OK, many of you probably already knew this, but I think these are cleverly disguised rabbit hole stories designed to lure the reader into advertisement traps. Many of them are tagged with the short word “Ad” somewhere on the photo link—but some are not.

Incidentally, the featured image for this post is an obvious plug for my book. I don’t have to use cute bear cubs to get you to buy it—do I?

Rag Time and Classical Music Fusion

The other night I heard something pretty interesting on the Music Choice channel. I was listening to the Light Classical stuff because, let’s face it, I’m a real lightweight when it comes to knowing anything about music, much less the classical genre.

It reminded me of a time long ago when my mother tried to teach me how to play our old upright piano. She always complained that it was out of tune, always promised that she would get it tuned and never did. It didn’t matter. I never learned a thing but the middle C note, which I poked with my right thumb.

And then I heard a selection that sounded like the composer was poking fun at classical music. The piece was titled “A Symphonic Nightmare: Desecration Rag No. 2.” Somebody said it was actually “An Operatic Nightmare: Desecration Rag No. 2.” I don’t know that it makes a difference what you call it. I thought it was comical and I had fun listening to it.

In order to confuse me further, I found listed on the Library of Congress a recording entitled, “An operatic nightmare.” And, I found a piece called Desecration (Rag-Humoreske). They all sound different, but all of the pieces are by a composer named Felix Arndt.

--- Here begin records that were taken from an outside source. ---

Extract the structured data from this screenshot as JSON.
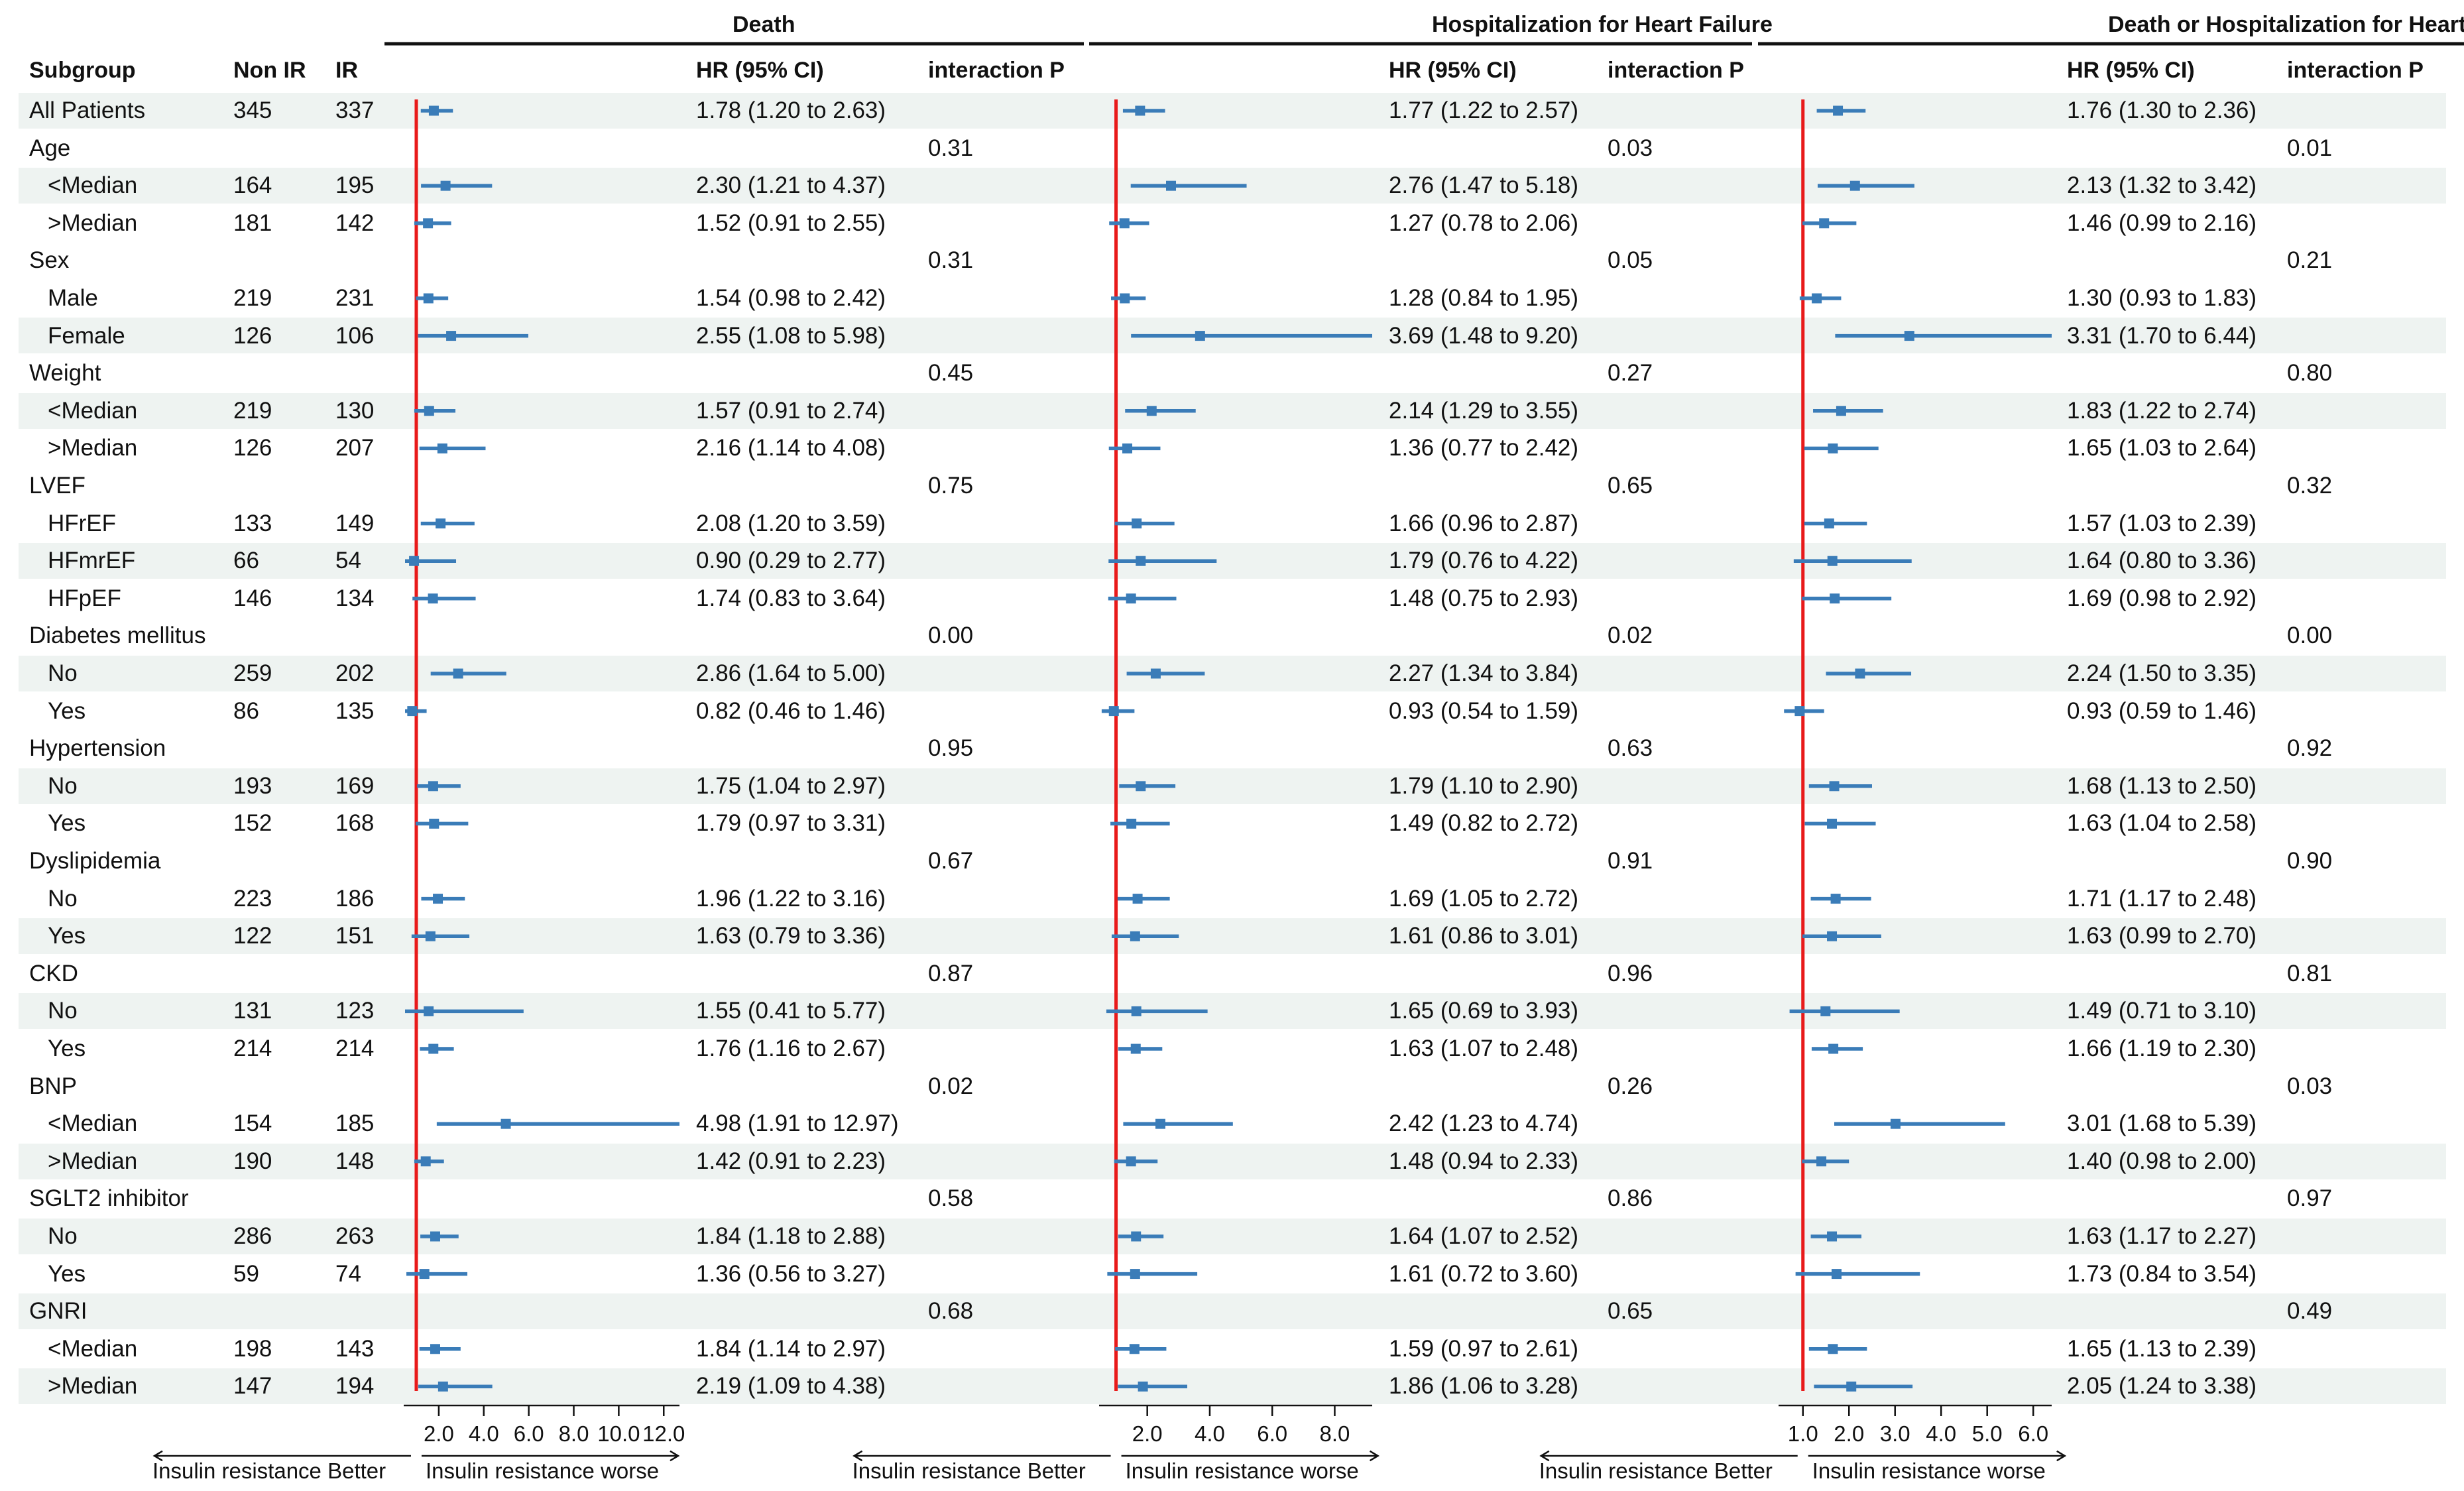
{
  "chart_data": {
    "type": "forest",
    "headers": {
      "subgroup": "Subgroup",
      "non_ir": "Non IR",
      "ir": "IR",
      "hr": "HR (95% CI)",
      "interaction": "interaction P"
    },
    "panels": [
      {
        "title": "Death",
        "ticks": [
          "2.0",
          "4.0",
          "6.0",
          "8.0",
          "10.0",
          "12.0"
        ],
        "tick_values": [
          2,
          4,
          6,
          8,
          10,
          12
        ],
        "xlim": [
          0.5,
          12.7
        ],
        "reference": 1.0,
        "left_label": "Insulin resistance Better",
        "right_label": "Insulin resistance worse"
      },
      {
        "title": "Hospitalization for Heart Failure",
        "ticks": [
          "2.0",
          "4.0",
          "6.0",
          "8.0"
        ],
        "tick_values": [
          2,
          4,
          6,
          8
        ],
        "xlim": [
          0.5,
          9.2
        ],
        "reference": 1.0,
        "left_label": "Insulin resistance Better",
        "right_label": "Insulin resistance worse"
      },
      {
        "title": "Death or Hospitalization for Heart Failure",
        "ticks": [
          "1.0",
          "2.0",
          "3.0",
          "4.0",
          "5.0",
          "6.0"
        ],
        "tick_values": [
          1,
          2,
          3,
          4,
          5,
          6
        ],
        "xlim": [
          0.5,
          6.4
        ],
        "reference": 1.0,
        "left_label": "Insulin resistance Better",
        "right_label": "Insulin resistance worse"
      }
    ],
    "rows": [
      {
        "label": "All Patients",
        "indent": false,
        "stripe": true,
        "non_ir": "345",
        "ir": "337",
        "p": [
          "",
          "",
          ""
        ],
        "est": [
          [
            1.78,
            1.2,
            2.63
          ],
          [
            1.77,
            1.22,
            2.57
          ],
          [
            1.76,
            1.3,
            2.36
          ]
        ],
        "hr_text": [
          "1.78 (1.20 to 2.63)",
          "1.77 (1.22 to 2.57)",
          "1.76 (1.30 to 2.36)"
        ]
      },
      {
        "label": "Age",
        "indent": false,
        "stripe": false,
        "non_ir": "",
        "ir": "",
        "p": [
          "0.31",
          "0.03",
          "0.01"
        ],
        "est": null,
        "hr_text": [
          "",
          "",
          ""
        ]
      },
      {
        "label": "<Median",
        "indent": true,
        "stripe": true,
        "non_ir": "164",
        "ir": "195",
        "p": [
          "",
          "",
          ""
        ],
        "est": [
          [
            2.3,
            1.21,
            4.37
          ],
          [
            2.76,
            1.47,
            5.18
          ],
          [
            2.13,
            1.32,
            3.42
          ]
        ],
        "hr_text": [
          "2.30 (1.21 to 4.37)",
          "2.76 (1.47 to 5.18)",
          "2.13 (1.32 to 3.42)"
        ]
      },
      {
        "label": ">Median",
        "indent": true,
        "stripe": false,
        "non_ir": "181",
        "ir": "142",
        "p": [
          "",
          "",
          ""
        ],
        "est": [
          [
            1.52,
            0.91,
            2.55
          ],
          [
            1.27,
            0.78,
            2.06
          ],
          [
            1.46,
            0.99,
            2.16
          ]
        ],
        "hr_text": [
          "1.52 (0.91 to 2.55)",
          "1.27 (0.78 to 2.06)",
          "1.46 (0.99 to 2.16)"
        ]
      },
      {
        "label": "Sex",
        "indent": false,
        "stripe": false,
        "non_ir": "",
        "ir": "",
        "p": [
          "0.31",
          "0.05",
          "0.21"
        ],
        "est": null,
        "hr_text": [
          "",
          "",
          ""
        ]
      },
      {
        "label": "Male",
        "indent": true,
        "stripe": false,
        "non_ir": "219",
        "ir": "231",
        "p": [
          "",
          "",
          ""
        ],
        "est": [
          [
            1.54,
            0.98,
            2.42
          ],
          [
            1.28,
            0.84,
            1.95
          ],
          [
            1.3,
            0.93,
            1.83
          ]
        ],
        "hr_text": [
          "1.54 (0.98 to 2.42)",
          "1.28 (0.84 to 1.95)",
          "1.30 (0.93 to 1.83)"
        ]
      },
      {
        "label": "Female",
        "indent": true,
        "stripe": true,
        "non_ir": "126",
        "ir": "106",
        "p": [
          "",
          "",
          ""
        ],
        "est": [
          [
            2.55,
            1.08,
            5.98
          ],
          [
            3.69,
            1.48,
            9.2
          ],
          [
            3.31,
            1.7,
            6.44
          ]
        ],
        "hr_text": [
          "2.55 (1.08 to 5.98)",
          "3.69 (1.48 to 9.20)",
          "3.31 (1.70 to 6.44)"
        ]
      },
      {
        "label": "Weight",
        "indent": false,
        "stripe": false,
        "non_ir": "",
        "ir": "",
        "p": [
          "0.45",
          "0.27",
          "0.80"
        ],
        "est": null,
        "hr_text": [
          "",
          "",
          ""
        ]
      },
      {
        "label": "<Median",
        "indent": true,
        "stripe": true,
        "non_ir": "219",
        "ir": "130",
        "p": [
          "",
          "",
          ""
        ],
        "est": [
          [
            1.57,
            0.91,
            2.74
          ],
          [
            2.14,
            1.29,
            3.55
          ],
          [
            1.83,
            1.22,
            2.74
          ]
        ],
        "hr_text": [
          "1.57 (0.91 to 2.74)",
          "2.14 (1.29 to 3.55)",
          "1.83 (1.22 to 2.74)"
        ]
      },
      {
        "label": ">Median",
        "indent": true,
        "stripe": false,
        "non_ir": "126",
        "ir": "207",
        "p": [
          "",
          "",
          ""
        ],
        "est": [
          [
            2.16,
            1.14,
            4.08
          ],
          [
            1.36,
            0.77,
            2.42
          ],
          [
            1.65,
            1.03,
            2.64
          ]
        ],
        "hr_text": [
          "2.16 (1.14 to 4.08)",
          "1.36 (0.77 to 2.42)",
          "1.65 (1.03 to 2.64)"
        ]
      },
      {
        "label": "LVEF",
        "indent": false,
        "stripe": false,
        "non_ir": "",
        "ir": "",
        "p": [
          "0.75",
          "0.65",
          "0.32"
        ],
        "est": null,
        "hr_text": [
          "",
          "",
          ""
        ]
      },
      {
        "label": "HFrEF",
        "indent": true,
        "stripe": false,
        "non_ir": "133",
        "ir": "149",
        "p": [
          "",
          "",
          ""
        ],
        "est": [
          [
            2.08,
            1.2,
            3.59
          ],
          [
            1.66,
            0.96,
            2.87
          ],
          [
            1.57,
            1.03,
            2.39
          ]
        ],
        "hr_text": [
          "2.08 (1.20 to 3.59)",
          "1.66 (0.96 to 2.87)",
          "1.57 (1.03 to 2.39)"
        ]
      },
      {
        "label": "HFmrEF",
        "indent": true,
        "stripe": true,
        "non_ir": "66",
        "ir": "54",
        "p": [
          "",
          "",
          ""
        ],
        "est": [
          [
            0.9,
            0.29,
            2.77
          ],
          [
            1.79,
            0.76,
            4.22
          ],
          [
            1.64,
            0.8,
            3.36
          ]
        ],
        "hr_text": [
          "0.90 (0.29 to 2.77)",
          "1.79 (0.76 to 4.22)",
          "1.64 (0.80 to 3.36)"
        ]
      },
      {
        "label": "HFpEF",
        "indent": true,
        "stripe": false,
        "non_ir": "146",
        "ir": "134",
        "p": [
          "",
          "",
          ""
        ],
        "est": [
          [
            1.74,
            0.83,
            3.64
          ],
          [
            1.48,
            0.75,
            2.93
          ],
          [
            1.69,
            0.98,
            2.92
          ]
        ],
        "hr_text": [
          "1.74 (0.83 to 3.64)",
          "1.48 (0.75 to 2.93)",
          "1.69 (0.98 to 2.92)"
        ]
      },
      {
        "label": "Diabetes mellitus",
        "indent": false,
        "stripe": false,
        "non_ir": "",
        "ir": "",
        "p": [
          "0.00",
          "0.02",
          "0.00"
        ],
        "est": null,
        "hr_text": [
          "",
          "",
          ""
        ]
      },
      {
        "label": "No",
        "indent": true,
        "stripe": true,
        "non_ir": "259",
        "ir": "202",
        "p": [
          "",
          "",
          ""
        ],
        "est": [
          [
            2.86,
            1.64,
            5.0
          ],
          [
            2.27,
            1.34,
            3.84
          ],
          [
            2.24,
            1.5,
            3.35
          ]
        ],
        "hr_text": [
          "2.86 (1.64 to 5.00)",
          "2.27 (1.34 to 3.84)",
          "2.24 (1.50 to 3.35)"
        ]
      },
      {
        "label": "Yes",
        "indent": true,
        "stripe": false,
        "non_ir": "86",
        "ir": "135",
        "p": [
          "",
          "",
          ""
        ],
        "est": [
          [
            0.82,
            0.46,
            1.46
          ],
          [
            0.93,
            0.54,
            1.59
          ],
          [
            0.93,
            0.59,
            1.46
          ]
        ],
        "hr_text": [
          "0.82 (0.46 to 1.46)",
          "0.93 (0.54 to 1.59)",
          "0.93 (0.59 to 1.46)"
        ]
      },
      {
        "label": "Hypertension",
        "indent": false,
        "stripe": false,
        "non_ir": "",
        "ir": "",
        "p": [
          "0.95",
          "0.63",
          "0.92"
        ],
        "est": null,
        "hr_text": [
          "",
          "",
          ""
        ]
      },
      {
        "label": "No",
        "indent": true,
        "stripe": true,
        "non_ir": "193",
        "ir": "169",
        "p": [
          "",
          "",
          ""
        ],
        "est": [
          [
            1.75,
            1.04,
            2.97
          ],
          [
            1.79,
            1.1,
            2.9
          ],
          [
            1.68,
            1.13,
            2.5
          ]
        ],
        "hr_text": [
          "1.75 (1.04 to 2.97)",
          "1.79 (1.10 to 2.90)",
          "1.68 (1.13 to 2.50)"
        ]
      },
      {
        "label": "Yes",
        "indent": true,
        "stripe": false,
        "non_ir": "152",
        "ir": "168",
        "p": [
          "",
          "",
          ""
        ],
        "est": [
          [
            1.79,
            0.97,
            3.31
          ],
          [
            1.49,
            0.82,
            2.72
          ],
          [
            1.63,
            1.04,
            2.58
          ]
        ],
        "hr_text": [
          "1.79 (0.97 to 3.31)",
          "1.49 (0.82 to 2.72)",
          "1.63 (1.04 to 2.58)"
        ]
      },
      {
        "label": "Dyslipidemia",
        "indent": false,
        "stripe": false,
        "non_ir": "",
        "ir": "",
        "p": [
          "0.67",
          "0.91",
          "0.90"
        ],
        "est": null,
        "hr_text": [
          "",
          "",
          ""
        ]
      },
      {
        "label": "No",
        "indent": true,
        "stripe": false,
        "non_ir": "223",
        "ir": "186",
        "p": [
          "",
          "",
          ""
        ],
        "est": [
          [
            1.96,
            1.22,
            3.16
          ],
          [
            1.69,
            1.05,
            2.72
          ],
          [
            1.71,
            1.17,
            2.48
          ]
        ],
        "hr_text": [
          "1.96 (1.22 to 3.16)",
          "1.69 (1.05 to 2.72)",
          "1.71 (1.17 to 2.48)"
        ]
      },
      {
        "label": "Yes",
        "indent": true,
        "stripe": true,
        "non_ir": "122",
        "ir": "151",
        "p": [
          "",
          "",
          ""
        ],
        "est": [
          [
            1.63,
            0.79,
            3.36
          ],
          [
            1.61,
            0.86,
            3.01
          ],
          [
            1.63,
            0.99,
            2.7
          ]
        ],
        "hr_text": [
          "1.63 (0.79 to 3.36)",
          "1.61 (0.86 to 3.01)",
          "1.63 (0.99 to 2.70)"
        ]
      },
      {
        "label": "CKD",
        "indent": false,
        "stripe": false,
        "non_ir": "",
        "ir": "",
        "p": [
          "0.87",
          "0.96",
          "0.81"
        ],
        "est": null,
        "hr_text": [
          "",
          "",
          ""
        ]
      },
      {
        "label": "No",
        "indent": true,
        "stripe": true,
        "non_ir": "131",
        "ir": "123",
        "p": [
          "",
          "",
          ""
        ],
        "est": [
          [
            1.55,
            0.41,
            5.77
          ],
          [
            1.65,
            0.69,
            3.93
          ],
          [
            1.49,
            0.71,
            3.1
          ]
        ],
        "hr_text": [
          "1.55 (0.41 to 5.77)",
          "1.65 (0.69 to 3.93)",
          "1.49 (0.71 to 3.10)"
        ]
      },
      {
        "label": "Yes",
        "indent": true,
        "stripe": false,
        "non_ir": "214",
        "ir": "214",
        "p": [
          "",
          "",
          ""
        ],
        "est": [
          [
            1.76,
            1.16,
            2.67
          ],
          [
            1.63,
            1.07,
            2.48
          ],
          [
            1.66,
            1.19,
            2.3
          ]
        ],
        "hr_text": [
          "1.76 (1.16 to 2.67)",
          "1.63 (1.07 to 2.48)",
          "1.66 (1.19 to 2.30)"
        ]
      },
      {
        "label": "BNP",
        "indent": false,
        "stripe": false,
        "non_ir": "",
        "ir": "",
        "p": [
          "0.02",
          "0.26",
          "0.03"
        ],
        "est": null,
        "hr_text": [
          "",
          "",
          ""
        ]
      },
      {
        "label": "<Median",
        "indent": true,
        "stripe": false,
        "non_ir": "154",
        "ir": "185",
        "p": [
          "",
          "",
          ""
        ],
        "est": [
          [
            4.98,
            1.91,
            12.97
          ],
          [
            2.42,
            1.23,
            4.74
          ],
          [
            3.01,
            1.68,
            5.39
          ]
        ],
        "hr_text": [
          "4.98 (1.91 to 12.97)",
          "2.42 (1.23 to 4.74)",
          "3.01 (1.68 to 5.39)"
        ]
      },
      {
        "label": ">Median",
        "indent": true,
        "stripe": true,
        "non_ir": "190",
        "ir": "148",
        "p": [
          "",
          "",
          ""
        ],
        "est": [
          [
            1.42,
            0.91,
            2.23
          ],
          [
            1.48,
            0.94,
            2.33
          ],
          [
            1.4,
            0.98,
            2.0
          ]
        ],
        "hr_text": [
          "1.42 (0.91 to 2.23)",
          "1.48 (0.94 to 2.33)",
          "1.40 (0.98 to 2.00)"
        ]
      },
      {
        "label": "SGLT2 inhibitor",
        "indent": false,
        "stripe": false,
        "non_ir": "",
        "ir": "",
        "p": [
          "0.58",
          "0.86",
          "0.97"
        ],
        "est": null,
        "hr_text": [
          "",
          "",
          ""
        ]
      },
      {
        "label": "No",
        "indent": true,
        "stripe": true,
        "non_ir": "286",
        "ir": "263",
        "p": [
          "",
          "",
          ""
        ],
        "est": [
          [
            1.84,
            1.18,
            2.88
          ],
          [
            1.64,
            1.07,
            2.52
          ],
          [
            1.63,
            1.17,
            2.27
          ]
        ],
        "hr_text": [
          "1.84 (1.18 to 2.88)",
          "1.64 (1.07 to 2.52)",
          "1.63 (1.17 to 2.27)"
        ]
      },
      {
        "label": "Yes",
        "indent": true,
        "stripe": false,
        "non_ir": "59",
        "ir": "74",
        "p": [
          "",
          "",
          ""
        ],
        "est": [
          [
            1.36,
            0.56,
            3.27
          ],
          [
            1.61,
            0.72,
            3.6
          ],
          [
            1.73,
            0.84,
            3.54
          ]
        ],
        "hr_text": [
          "1.36 (0.56 to 3.27)",
          "1.61 (0.72 to 3.60)",
          "1.73 (0.84 to 3.54)"
        ]
      },
      {
        "label": "GNRI",
        "indent": false,
        "stripe": true,
        "non_ir": "",
        "ir": "",
        "p": [
          "0.68",
          "0.65",
          "0.49"
        ],
        "est": null,
        "hr_text": [
          "",
          "",
          ""
        ]
      },
      {
        "label": "<Median",
        "indent": true,
        "stripe": false,
        "non_ir": "198",
        "ir": "143",
        "p": [
          "",
          "",
          ""
        ],
        "est": [
          [
            1.84,
            1.14,
            2.97
          ],
          [
            1.59,
            0.97,
            2.61
          ],
          [
            1.65,
            1.13,
            2.39
          ]
        ],
        "hr_text": [
          "1.84 (1.14 to 2.97)",
          "1.59 (0.97 to 2.61)",
          "1.65 (1.13 to 2.39)"
        ]
      },
      {
        "label": ">Median",
        "indent": true,
        "stripe": true,
        "non_ir": "147",
        "ir": "194",
        "p": [
          "",
          "",
          ""
        ],
        "est": [
          [
            2.19,
            1.09,
            4.38
          ],
          [
            1.86,
            1.06,
            3.28
          ],
          [
            2.05,
            1.24,
            3.38
          ]
        ],
        "hr_text": [
          "2.19 (1.09 to 4.38)",
          "1.86 (1.06 to 3.28)",
          "2.05 (1.24 to 3.38)"
        ]
      }
    ],
    "colors": {
      "marker": "#3a7cb8",
      "reference_line": "#e81a1a",
      "stripe": "#eef3f1",
      "text": "#111111"
    }
  }
}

Further, Wikipedia says Arndt is best known for his composition “Nola,” which he wrote for his fiancée Nola Locke (later his wife.” It’s sometimes thought to be the first example of the novelty ragtime genre. Classical music does have a funny bone.

Snowball Juggling!

Yesterday after we shoveled our sidewalks and driveway (again!) we went for a walk. Yes, we finally lost our minds. In fact, the temperature was a balmy 14 degrees. We almost put on shorts.

It was a little breezy. The city plows had not been out. It was their day off. Because of that, there were plenty of chunks of snow, a few of which were about the size of—yep, you guessed it—juggling balls.

We couldn’t get them formed exactly round, like they did in that TV commercial for cold medicine. That’s where I got the harebrained idea to try juggling snowballs in the first place.

You don’t want to try juggling snowballs barehanded. I can’t stop you from trying, just saying that my hands did smart when I tried it.

Next time, I’ll make sure the snowballs are round.

Christmas Day 2022 Antics!

Christmas Day at our house was a lot of fun. I got a coffee mug that specifies the importance of cribbage. Sena got a throw that sort of complements the throw she got me on our anniversary.

Those throws add a lot to the ambience in the room. And the coffee mug really speaks to the “importanter feature” of cribbage in our life nowadays.

This was the one of the best Christmases ever. We’re up to our ears in gratitude. And that’s the most importantest thing of all.